Getting Ready

A hurricane is a type of tropical cyclone or severe tropical storm that forms in the southern Atlantic Ocean, The Caribbean Sea, Gulf of Mexico, and in the eastern Pacific Ocean. A typical cyclone is accompanied by thunderstorms, and in the Northern Hemisphere, a counterclockwise circulation of winds near the earth’s surface. All Atlantic and Gulf of Mexico coastal areas are subject to hurricanes.
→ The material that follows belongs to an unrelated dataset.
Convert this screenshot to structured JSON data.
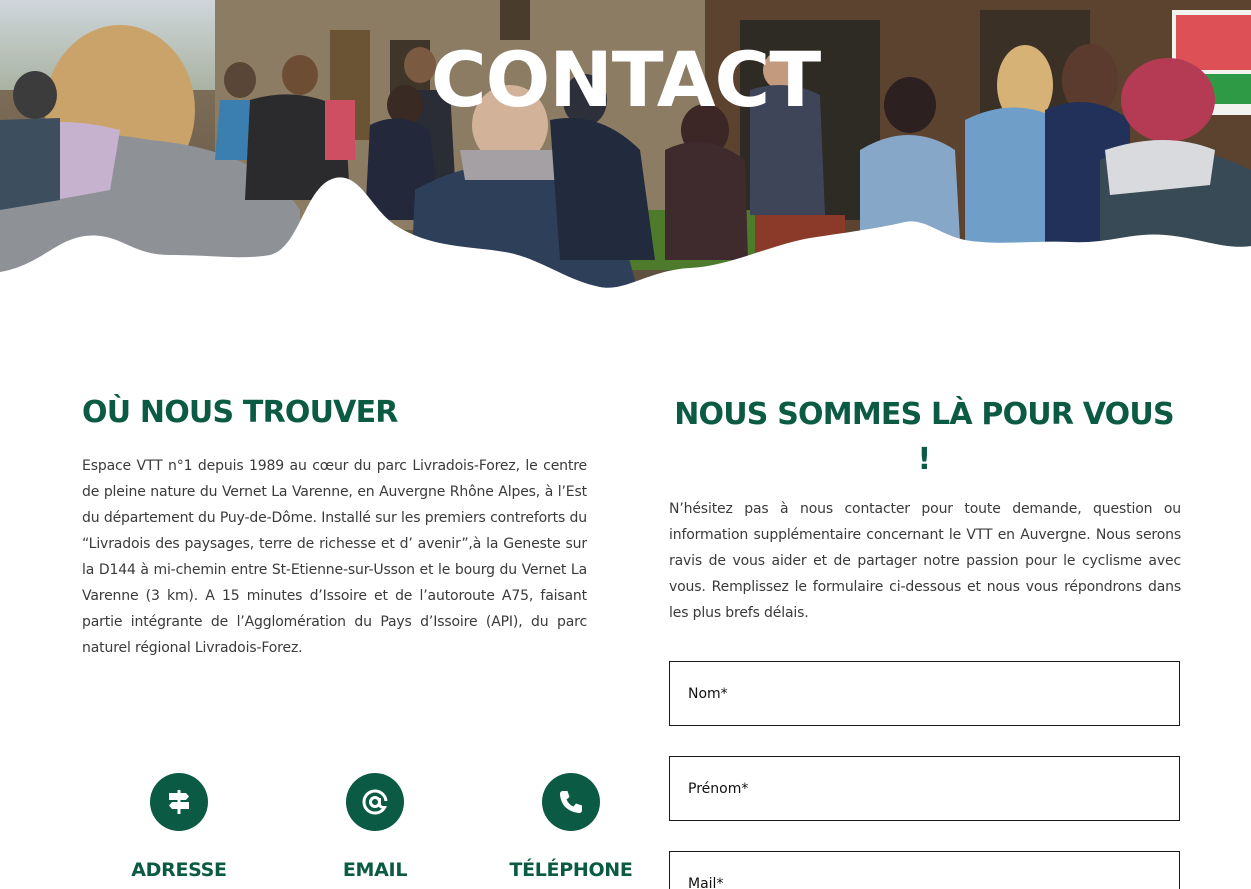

Hurricanes can cause catastrophic damage to coastlines and several hundred miles inland. Hurricanes can produce winds exceeding 155 miles per hour as well as tornadoes and microbursts. Floods and flying debris from excessive winds are often the deadly and destructive results of these weather events. To begin preparing a hurricane safety plan in Miami, you should build an emergency kit and make a family communications plan. Know your surroundings.

Part of your hurricane safety plan in Miami should include learning the elevation level of your property and whether the land is flood-prone. This will help you know how your property will be affected when storm surges or tidal flooding are forecasted and will provide you with information regarding your flooding risk and evacuation routes.

A good Miami hurricane safety plan identifies levees and dams in your area to determine whether they pose a hazard to you. Learn community hurricane evacuation routes and how to find higher ground. To learn more about your flooding risk and how to protect yourself and your business, visit the Federal Insurance and Mitigation Administration (NFIP)

Website, or call 1-800-427-2419.

During a Hurricane

  • Listen to the radio or TV for information.
  • Secure your home, close storm shutters and secure outdoor objects or bring them indoors. Turn off utilities if instructed to do so. Otherwise, turn the refrigerator thermostat to its coldest setting and keep its doors closed.
  • Turn off propane tanks. Avoid using the phone, except for serious emergencies. Moor your boat if time permits.
  • Your hurricane safety plan in Miami should include a check to ensure a supply of water for sanitary purposes such as cleaning and flushing toilets. Fill the bathtub and other larger containers with water.
  • FEMA recommends 3 days ration of food per person, select foods that require no refrigeration and 2 gallons of water a day per person.
  • If you live in a mobile home or temporary structure – such shelter is particularly hazardous during hurricane no matter how well fastened to the ground.
  • If you live in a high-rise building- hurricane winds are stronger at higher elevations.
    If you live on the coast, on a floodplain near a river, or on an inland waterway.
  • Read more about evacuating yourself and your family. If you are unable to evacuate, go to your wind-safe room. lf you do not have one, follow these guidelines:
    • Be sure you are well supplied with any prescription drugs that you or your family take on a regular basis.
    • Stay indoors during the hurricane and away from windows and glass doors.
      Close-all interior doors – secure and brace external doors.

After a Hurricane

  • Drive only if necessary and avoid flooded roads and washed out bridges. Stay off the streets. If you must go out watch for fallen objects; downed electrical wires; and weakened walls, bridges, roads, and sidewalks.
    Walk carefully around the outside of your home and check for loose power lines, gas leaks and structural damage before entering.
  • Stay out of any building if you smell gas, floodwaters remain around the building or your home was damaged by fire and the authorities have not declared it safe. Inspect your home for damage.
  • Use battery-powered flashlights in the dark. Do NOT use candles. Note: The flashlight should be turned on outside before ente1ing – the battery may produce a spark that could ignite leaking gas if present. Check refrigerated food for spoilage.